Volkswagen claims that those confined to the two-seater bench at the back get a better deal than before. It’s lower now, but compensation is provided by the bigger floorplans greater length and width, supposed to benefit both leg and elbow room. Fine in principle but in practice, the way the body tapers towards the rear makes this back seat a necessarily cosy place to be. Fine though for kids – or adults on relatively short journeys. And miles better of course than a MINI or a Fiat 500.
Out back in the space where the original Beetle once had its air-cooled engine, there’s now a bootlid that swivels upwards – together with the rear windscreen – when opened, revealing 310-litres of cargo capacity, 50% more than before. The sloped bootlid makes it awkward to carry taller items though. Push forward the 50:50 split-folding rear seat and the space on offer can increase to as much as 905-litres, which makes this by far the most practical of all the retro-style models on the market.
You could argue that in this MK3 design, we finally have the proper Beetle tribute model we should have had in the first place. This car borrows its heritage, its silhouette and its retro uniqueness from the post-war original, but fuses it with the sort of fuel economy, safety and creature comforts that the modern buyer demands - without the retro excesses and gender-specific touches of the previous car. This time round, the sportier look is matched by a sportier feel from an efficient range of engines but even so, this is a design you’ll still either love or hate.

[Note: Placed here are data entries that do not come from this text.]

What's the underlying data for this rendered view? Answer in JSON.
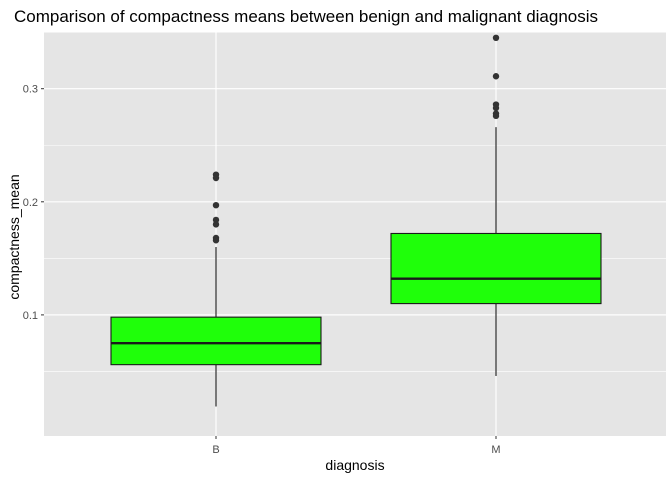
{
  "chart_data": {
    "type": "boxplot",
    "title": "Comparison of compactness means between benign and malignant diagnosis",
    "xlabel": "diagnosis",
    "ylabel": "compactness_mean",
    "categories": [
      "B",
      "M"
    ],
    "yticks": [
      0.1,
      0.2,
      0.3
    ],
    "ytick_labels": [
      "0.1",
      "0.2",
      "0.3"
    ],
    "ylim": [
      0.0,
      0.36
    ],
    "grid": true,
    "fill_color": "#1fff0a",
    "outline_color": "#1a1a1a",
    "panel_color": "#e5e5e5",
    "grid_color": "#ffffff",
    "boxes": [
      {
        "category": "B",
        "whisker_low": 0.019,
        "q1": 0.056,
        "median": 0.075,
        "q3": 0.098,
        "whisker_high": 0.16,
        "outliers": [
          0.224,
          0.221,
          0.197,
          0.184,
          0.18,
          0.168,
          0.166
        ]
      },
      {
        "category": "M",
        "whisker_low": 0.046,
        "q1": 0.11,
        "median": 0.132,
        "q3": 0.172,
        "whisker_high": 0.266,
        "outliers": [
          0.345,
          0.311,
          0.286,
          0.283,
          0.278,
          0.276
        ]
      }
    ]
  }
}
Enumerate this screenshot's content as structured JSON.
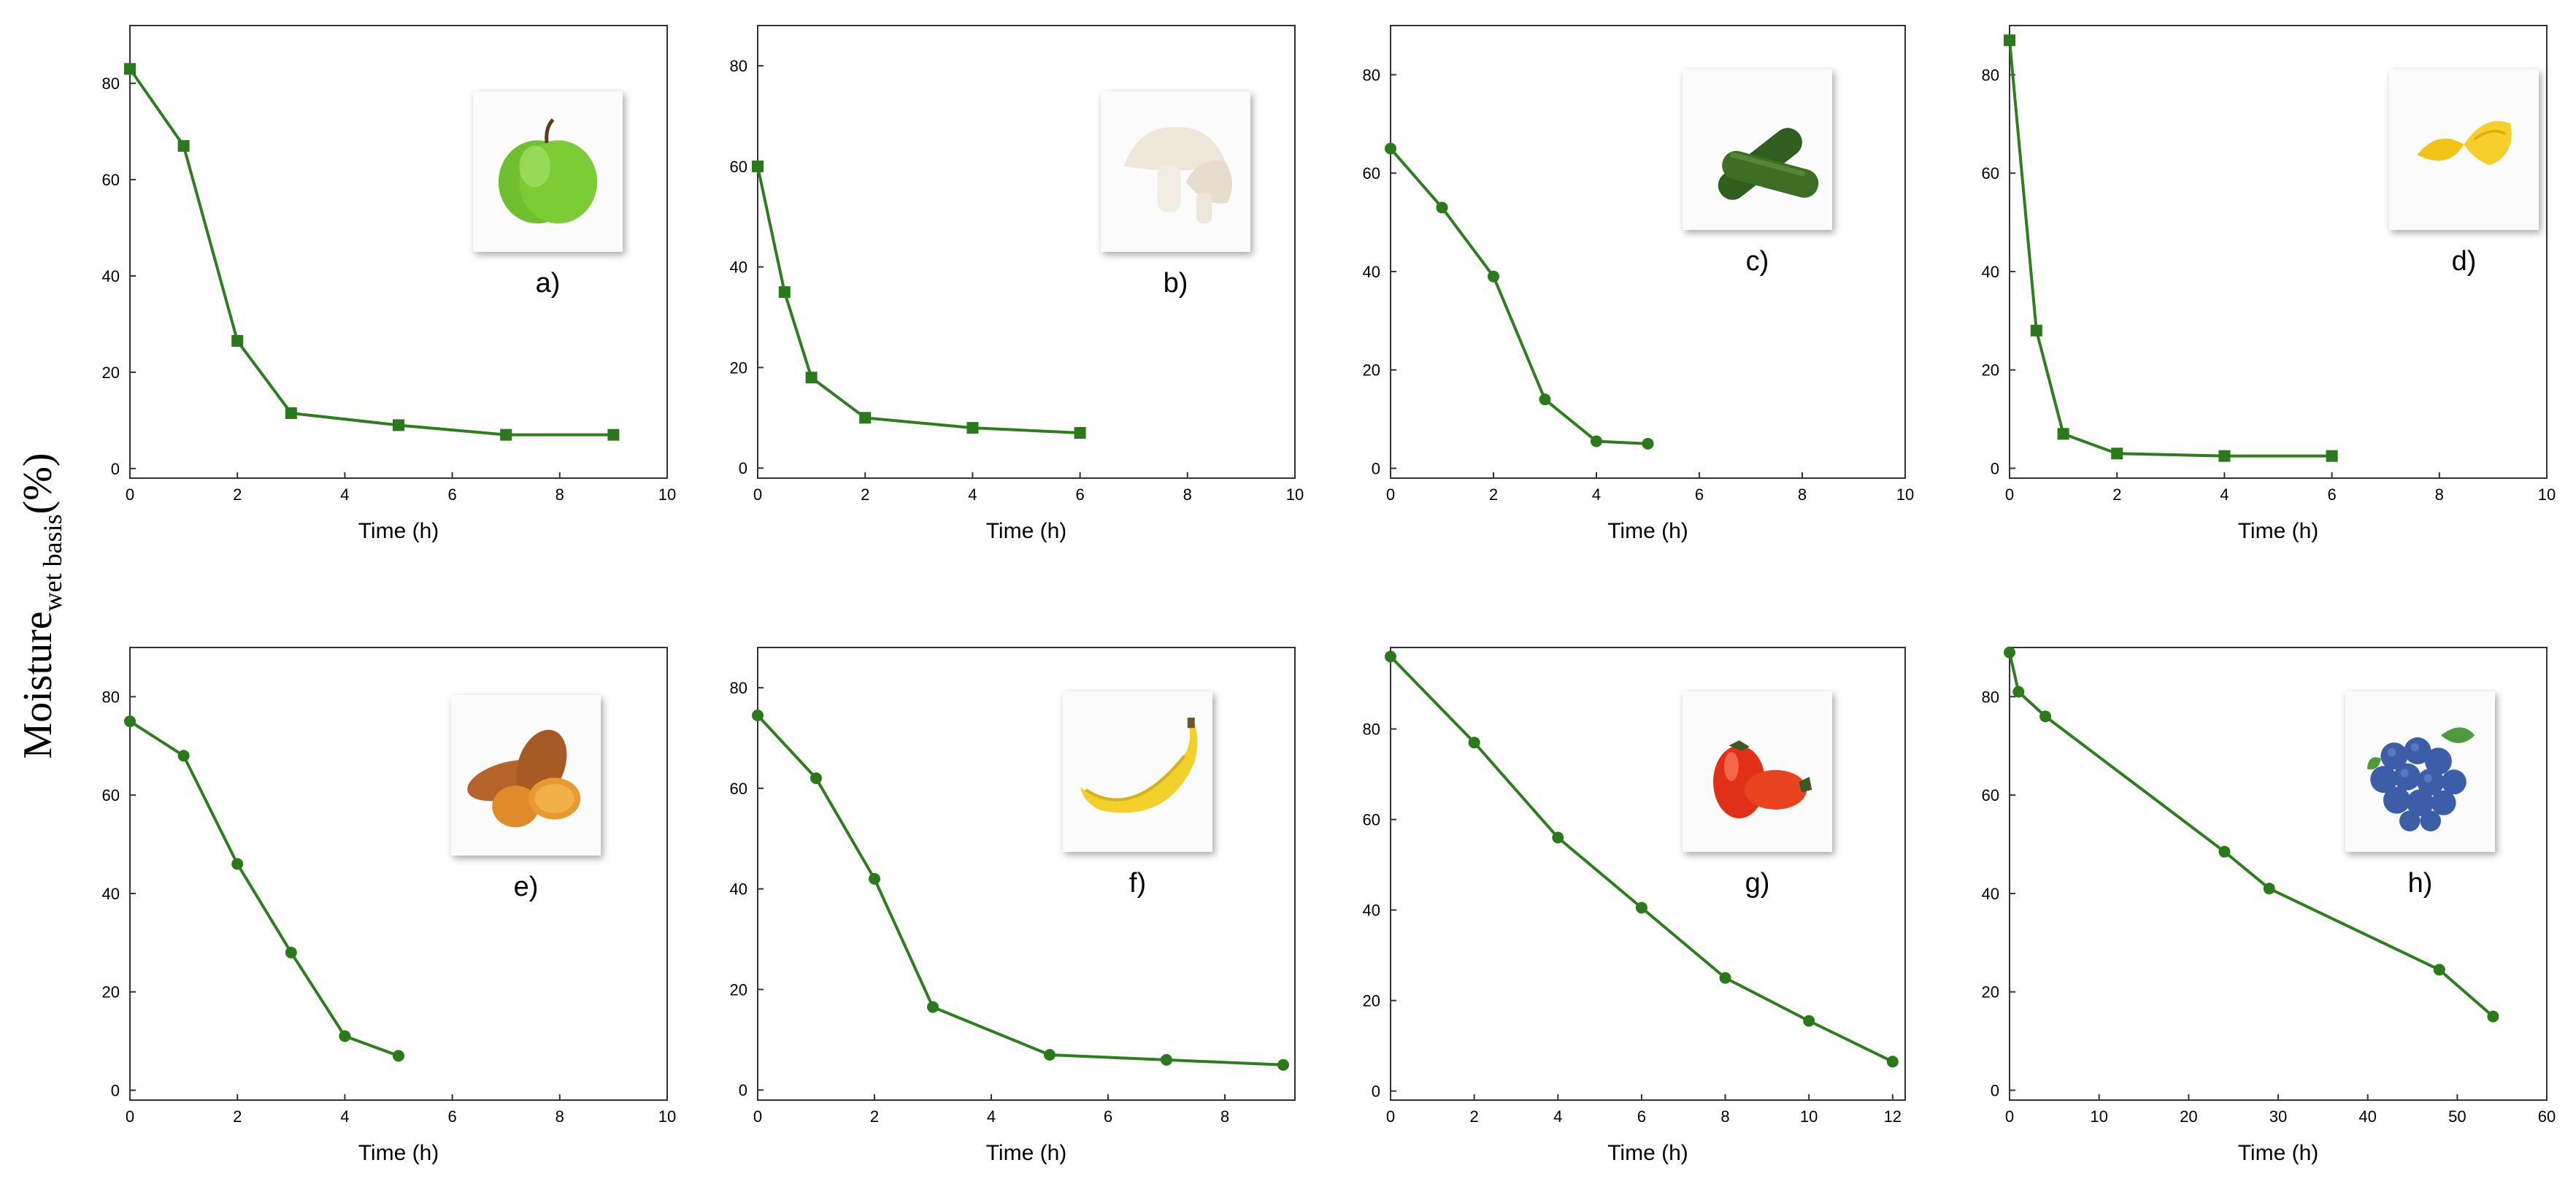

Which is just as it should be. A model like this remains an unashamed indulgence, both on the part of its maker and those who will use it. True, the trend modern Beetles once set for High Street chic has now been copied by a whole clutch of rivals. Yet you can see why loyal owners love this Volkswagen so much. It certainly isn’t a rational choice. But then, if we did everything for rational reasons, the world would be very dull indeed. Just as its original predecessor did over seventy years ago, this car has made the automotive landscape just that little bit brighter.